Russia’s present confrontation with the West, unlike the Cold War standoff, covers not only military and political issues, but also economic and financial ones. During the Cold War Russo-U.S. summits were grand events that centered on nuclear arms control and often effectively defused East-West tensions on many issues. Nowadays summits are not that effective. Attempts to solve problems the old way — by trying to revitalize Russo-U.S. nuclear arms control — do not help to clear other obstacles.

The joint visits to Moscow by Rice and Steinmeier did not and could not do much. At least everyone, including the Russians, put on a brave face and pretended that it is still business as usual and that the problems between Russia and the West are not as bad as they are.

Separately the United States and the EU cannot bridge the present East-West rift. The EU cannot do much about planed U.S. missile defense deployments in Europe. Nor is Washington too concerned about Russian plans to scrap CFE, since the Pentagon has installed a superb intelligence-gathering network that gives it more information about the Russian military than the CFE confidence-building regime of notification and onsite inspection. Of course, the Pentagon does not share much of its intelligence with European allies. European states have been shocked by the apparent sudden end of CFE, while Washington is much more concerned about Iraq, Iran, and the situation in, say, Georgia.

Last week in Brussels Russia’s chief of the General Staff, General Yuri Baluyevsky, told NATO generals the Russian Defense and Foreign Ministry lawyers are working on ways to implement President Vladimir Putin’s declaration of a “moratorium” on CFE observance (RIA-Novosti, May 10). In fact Russian diplomats say openly that Putin’s CFE “moratorium” is a legal impossibility and only a formal abrogation is possible (see EDM, May 2). At present officials do not know what to do next and are waiting for additional guidance from the Kremlin.

For the Kremlin the CFE and most other multiple issues that today wreck relations with the West are not, in fact, decisive. Russia is today reasserting itself and wants a new grand pact with the West, something like the Yalta accord of 1945, that would clearly delineate Russia’s new sphere of imperial influence in Europe and Asia, with the West assuring noninterference within that zone. Today even if the West would want to make such a deal, there is no legal framework within which to negotiate.

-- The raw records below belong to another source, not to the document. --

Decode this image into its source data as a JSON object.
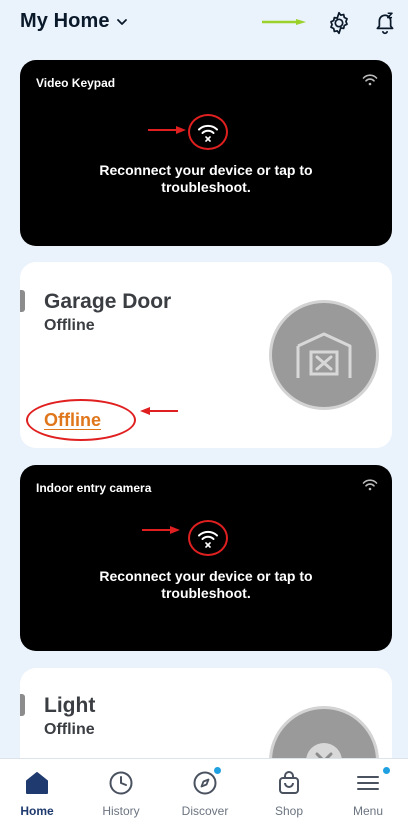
{
  "header": {
    "home_title": "My Home",
    "icons": [
      "chevron-down-icon",
      "settings-gear-icon",
      "snooze-bell-icon"
    ],
    "annotation_arrow_color": "#9ad12a"
  },
  "cards": {
    "video_keypad": {
      "name": "Video Keypad",
      "message": "Reconnect your device or tap to troubleshoot.",
      "icon": "wifi-off-icon"
    },
    "garage_door": {
      "name": "Garage Door",
      "status": "Offline",
      "link": "Offline",
      "accent": "#e0761b"
    },
    "indoor_camera": {
      "name": "Indoor entry camera",
      "message": "Reconnect your device or tap to troubleshoot.",
      "icon": "wifi-off-icon"
    },
    "light": {
      "name": "Light",
      "status": "Offline"
    }
  },
  "annotations": {
    "circle_color": "#e02020"
  },
  "nav": {
    "items": [
      {
        "label": "Home",
        "icon": "home-icon",
        "active": true
      },
      {
        "label": "History",
        "icon": "clock-icon"
      },
      {
        "label": "Discover",
        "icon": "compass-icon"
      },
      {
        "label": "Shop",
        "icon": "shopping-bag-icon"
      },
      {
        "label": "Menu",
        "icon": "hamburger-menu-icon"
      }
    ],
    "active_color": "#1f3a6e",
    "badge_color": "#1fa0e0"
  }
}
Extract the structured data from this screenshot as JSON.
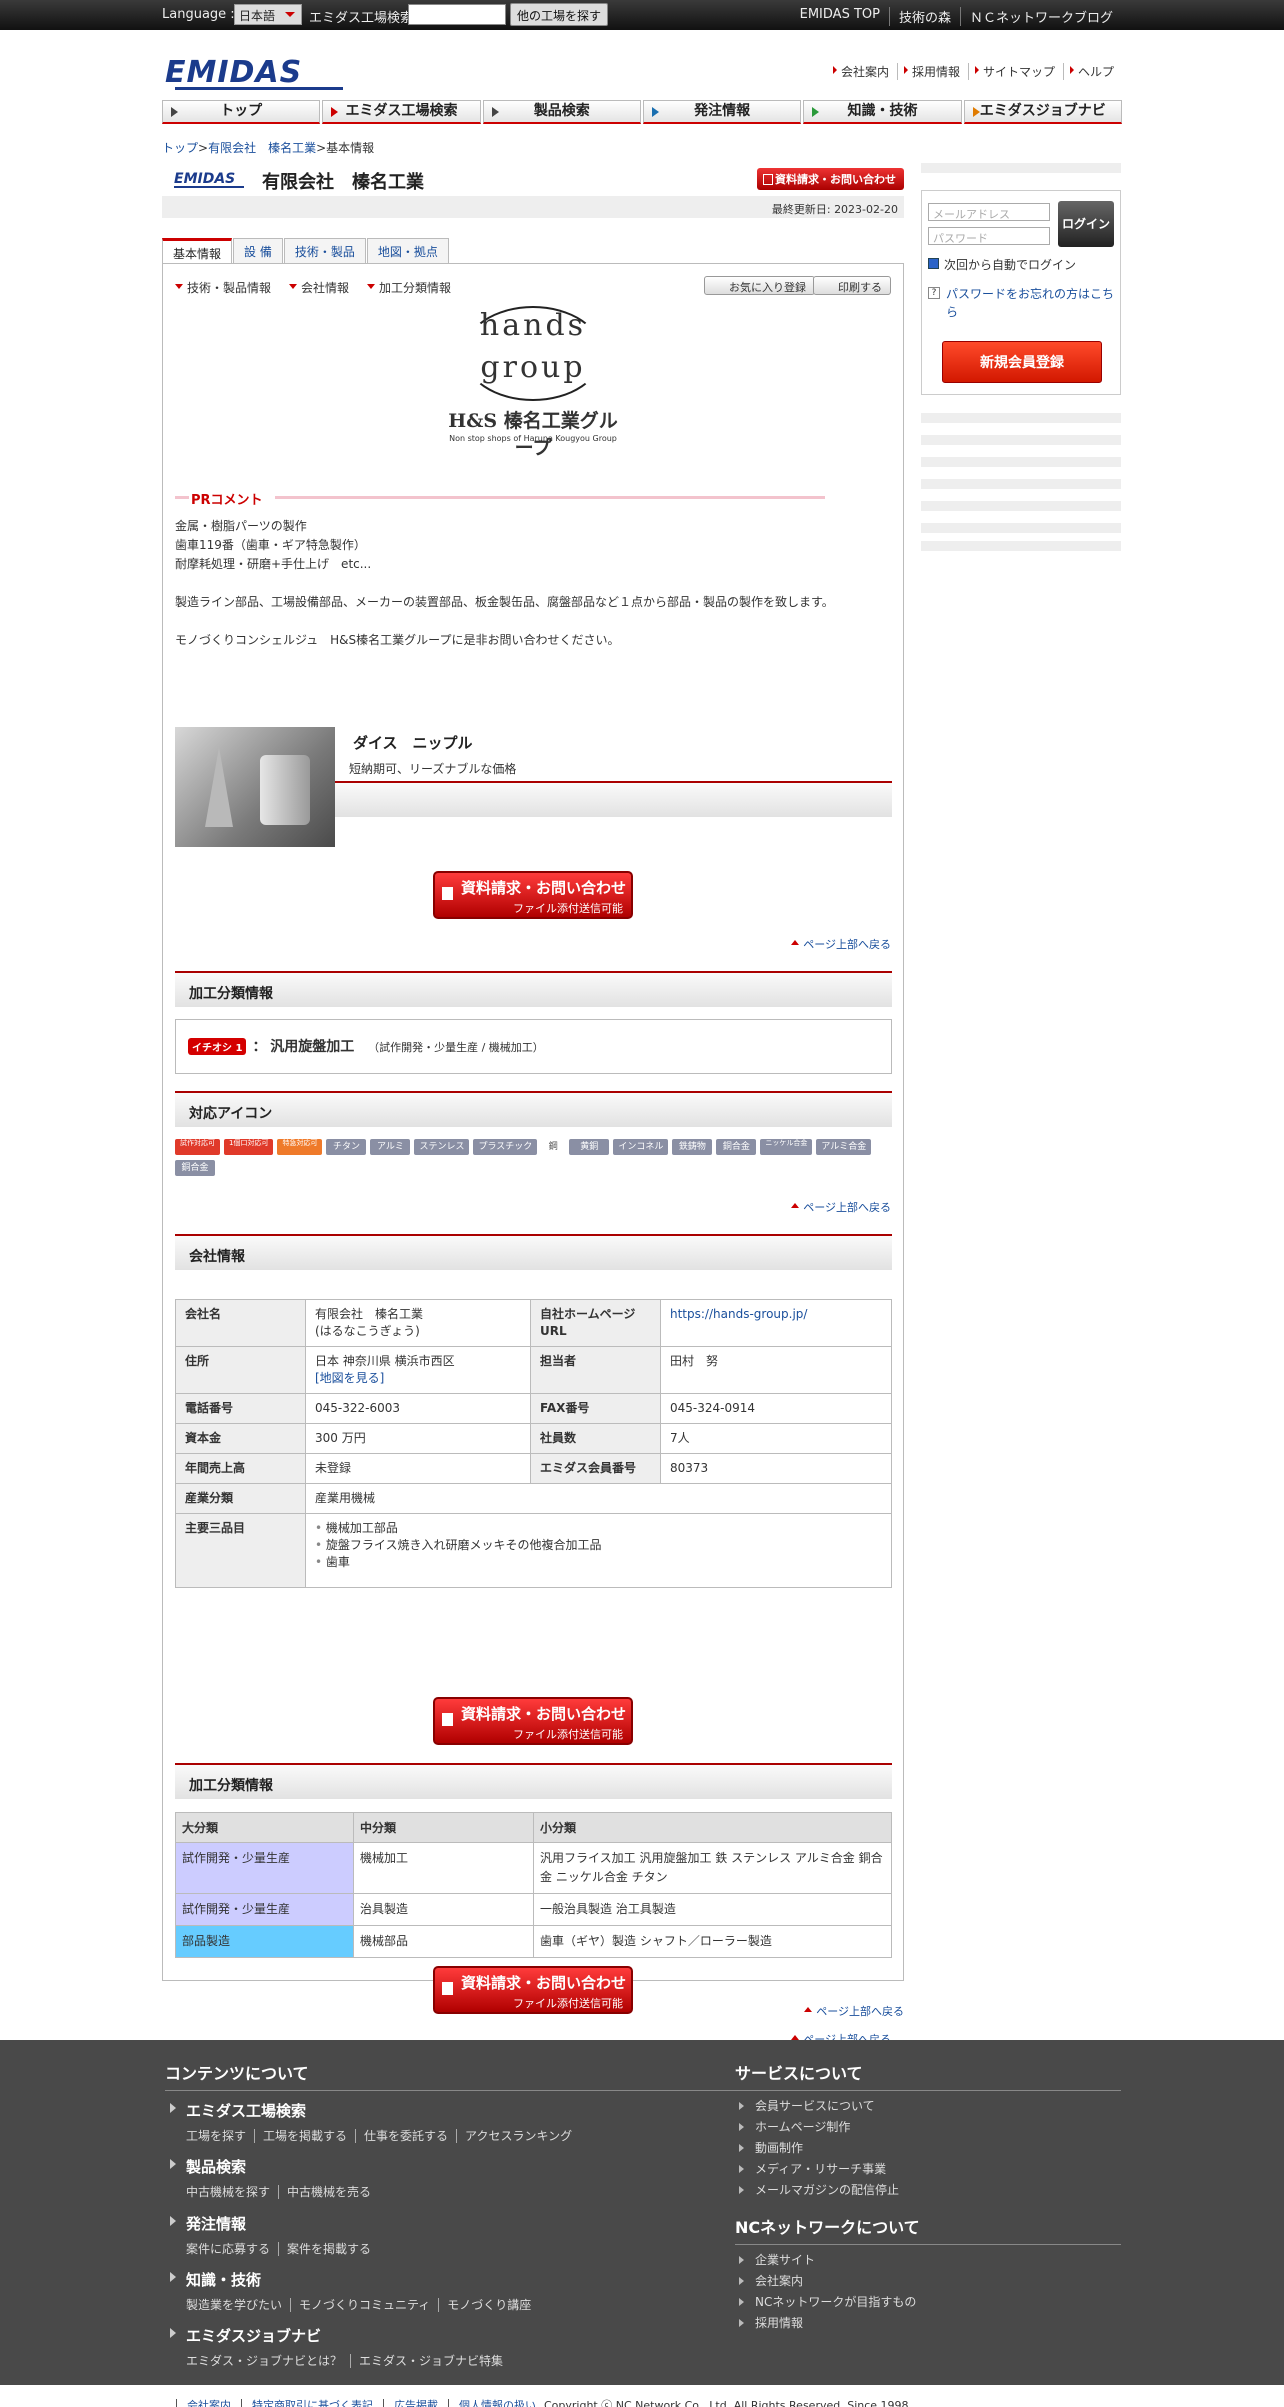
{
  "topbar": {
    "language_label": "Language :",
    "language_value": "日本語",
    "search_label": "エミダス工場検索",
    "search_button": "他の工場を探す",
    "links": [
      "EMIDAS TOP",
      "技術の森",
      "ＮＣネットワークブログ"
    ]
  },
  "header": {
    "logo": "EMIDAS",
    "links": [
      "会社案内",
      "採用情報",
      "サイトマップ",
      "ヘルプ"
    ]
  },
  "gnav": [
    "トップ",
    "エミダス工場検索",
    "製品検索",
    "発注情報",
    "知識・技術",
    "エミダスジョブナビ"
  ],
  "breadcrumb": {
    "items": [
      "トップ",
      "有限会社　榛名工業"
    ],
    "sep": ">",
    "current": "基本情報"
  },
  "company": {
    "mini_logo": "EMIDAS",
    "title": "有限会社　榛名工業",
    "request_button": "資料請求・お問い合わせ",
    "updated_label": "最終更新日:",
    "updated_date": "2023-02-20"
  },
  "tabs": [
    "基本情報",
    "設 備",
    "技術・製品",
    "地図・拠点"
  ],
  "subnav": [
    "技術・製品情報",
    "会社情報",
    "加工分類情報"
  ],
  "actions": {
    "favorite": "お気に入り登録",
    "print": "印刷する"
  },
  "brand": {
    "line1": "hands",
    "line2": "group",
    "line3": "H&S 榛名工業グループ",
    "line4": "Non stop shops of Haruna Kougyou Group"
  },
  "pr": {
    "heading": "PRコメント",
    "text": "金属・樹脂パーツの製作\n歯車119番（歯車・ギア特急製作）\n耐摩耗処理・研磨+手仕上げ　etc...\n\n製造ライン部品、工場設備部品、メーカーの装置部品、板金製缶品、腐盤部品など１点から部品・製品の製作を致します。\n\nモノづくりコンシェルジュ　H&S榛名工業グループに是非お問い合わせください。"
  },
  "tech": {
    "heading": "技術・製品情報",
    "product_name": "ダイス　ニップル",
    "product_desc": "短納期可、リーズナブルな価格"
  },
  "cta": {
    "line1": "資料請求・お問い合わせ",
    "line2": "ファイル添付送信可能"
  },
  "pagetop": "ページ上部へ戻る",
  "process": {
    "heading": "加工分類情報",
    "tag": "イチオシ 1",
    "colon": "：",
    "name": "汎用旋盤加工",
    "sub": "（試作開発・少量生産 / 機械加工）"
  },
  "icons": {
    "heading": "対応アイコン",
    "items": [
      "試作対応可",
      "1個口対応可",
      "特急対応可",
      "チタン",
      "アルミ",
      "ステンレス",
      "プラスチック",
      "鋼",
      "黄銅",
      "インコネル",
      "鉄鋳物",
      "銅合金",
      "ニッケル合金",
      "アルミ合金",
      "銅合金"
    ]
  },
  "info": {
    "heading": "会社情報",
    "company_label": "会社名",
    "company_value": "有限会社　榛名工業",
    "company_kana": "(はるなこうぎょう)",
    "hp_label": "自社ホームページURL",
    "hp_value": "https://hands-group.jp/",
    "address_label": "住所",
    "address_value": "日本 神奈川県 横浜市西区",
    "map_link": "[地図を見る]",
    "person_label": "担当者",
    "person_value": "田村　努",
    "tel_label": "電話番号",
    "tel_value": "045-322-6003",
    "fax_label": "FAX番号",
    "fax_value": "045-324-0914",
    "capital_label": "資本金",
    "capital_value": "300 万円",
    "emp_label": "社員数",
    "emp_value": "7人",
    "sales_label": "年間売上高",
    "sales_value": "未登録",
    "member_label": "エミダス会員番号",
    "member_value": "80373",
    "industry_label": "産業分類",
    "industry_value": "産業用機械",
    "items_label": "主要三品目",
    "items": [
      "機械加工部品",
      "旋盤フライス焼き入れ研磨メッキその他複合加工品",
      "歯車"
    ]
  },
  "proc_table": {
    "heading": "加工分類情報",
    "headers": [
      "大分類",
      "中分類",
      "小分類"
    ],
    "rows": [
      [
        "試作開発・少量生産",
        "機械加工",
        "汎用フライス加工 汎用旋盤加工 鉄 ステンレス アルミ合金 銅合金 ニッケル合金 チタン"
      ],
      [
        "試作開発・少量生産",
        "治具製造",
        "一般治具製造 治工具製造"
      ],
      [
        "部品製造",
        "機械部品",
        "歯車（ギヤ）製造 シャフト／ローラー製造"
      ]
    ]
  },
  "login": {
    "email_placeholder": "メールアドレス",
    "password_placeholder": "パスワード",
    "login_button": "ログイン",
    "auto_login": "次回から自動でログイン",
    "forgot": "パスワードをお忘れの方はこちら",
    "register": "新規会員登録"
  },
  "footer": {
    "contents_heading": "コンテンツについて",
    "groups": [
      {
        "title": "エミダス工場検索",
        "links": [
          "工場を探す",
          "工場を掲載する",
          "仕事を委託する",
          "アクセスランキング"
        ]
      },
      {
        "title": "製品検索",
        "links": [
          "中古機械を探す",
          "中古機械を売る"
        ]
      },
      {
        "title": "発注情報",
        "links": [
          "案件に応募する",
          "案件を掲載する"
        ]
      },
      {
        "title": "知識・技術",
        "links": [
          "製造業を学びたい",
          "モノづくりコミュニティ",
          "モノづくり講座"
        ]
      },
      {
        "title": "エミダスジョブナビ",
        "links": [
          "エミダス・ジョブナビとは？",
          "エミダス・ジョブナビ特集"
        ]
      }
    ],
    "service_heading": "サービスについて",
    "services": [
      "会員サービスについて",
      "ホームページ制作",
      "動画制作",
      "メディア・リサーチ事業",
      "メールマガジンの配信停止"
    ],
    "nc_heading": "NCネットワークについて",
    "nc_links": [
      "企業サイト",
      "会社案内",
      "NCネットワークが目指すもの",
      "採用情報"
    ],
    "bottom_links": [
      "会社案内",
      "特定商取引に基づく表記",
      "広告掲載",
      "個人情報の扱い"
    ],
    "copyright": "Copyright ⓒ NC Network Co., Ltd. All Rights Reserved. Since 1998."
  }
}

It seems the most important event of Rice’s visit was her official working dinner with First Deputy Prime Minister Sergei Ivanov (RIA-Novosti, May 14). Legally, Ivanov’s current assignment does not cover foreign or security policy — that is the Kremlin’s sole purview. But Rice’s talks with Ivanov before she met with Putin are solid evidence that today Ivanov is in fact an unofficial vice president. This seems to be an open declaration by the Kremlin that Ivanov is Putin’s chosen successor, someone who is already taking over responsibility for the Russo-U.S. dialogue on defense and security.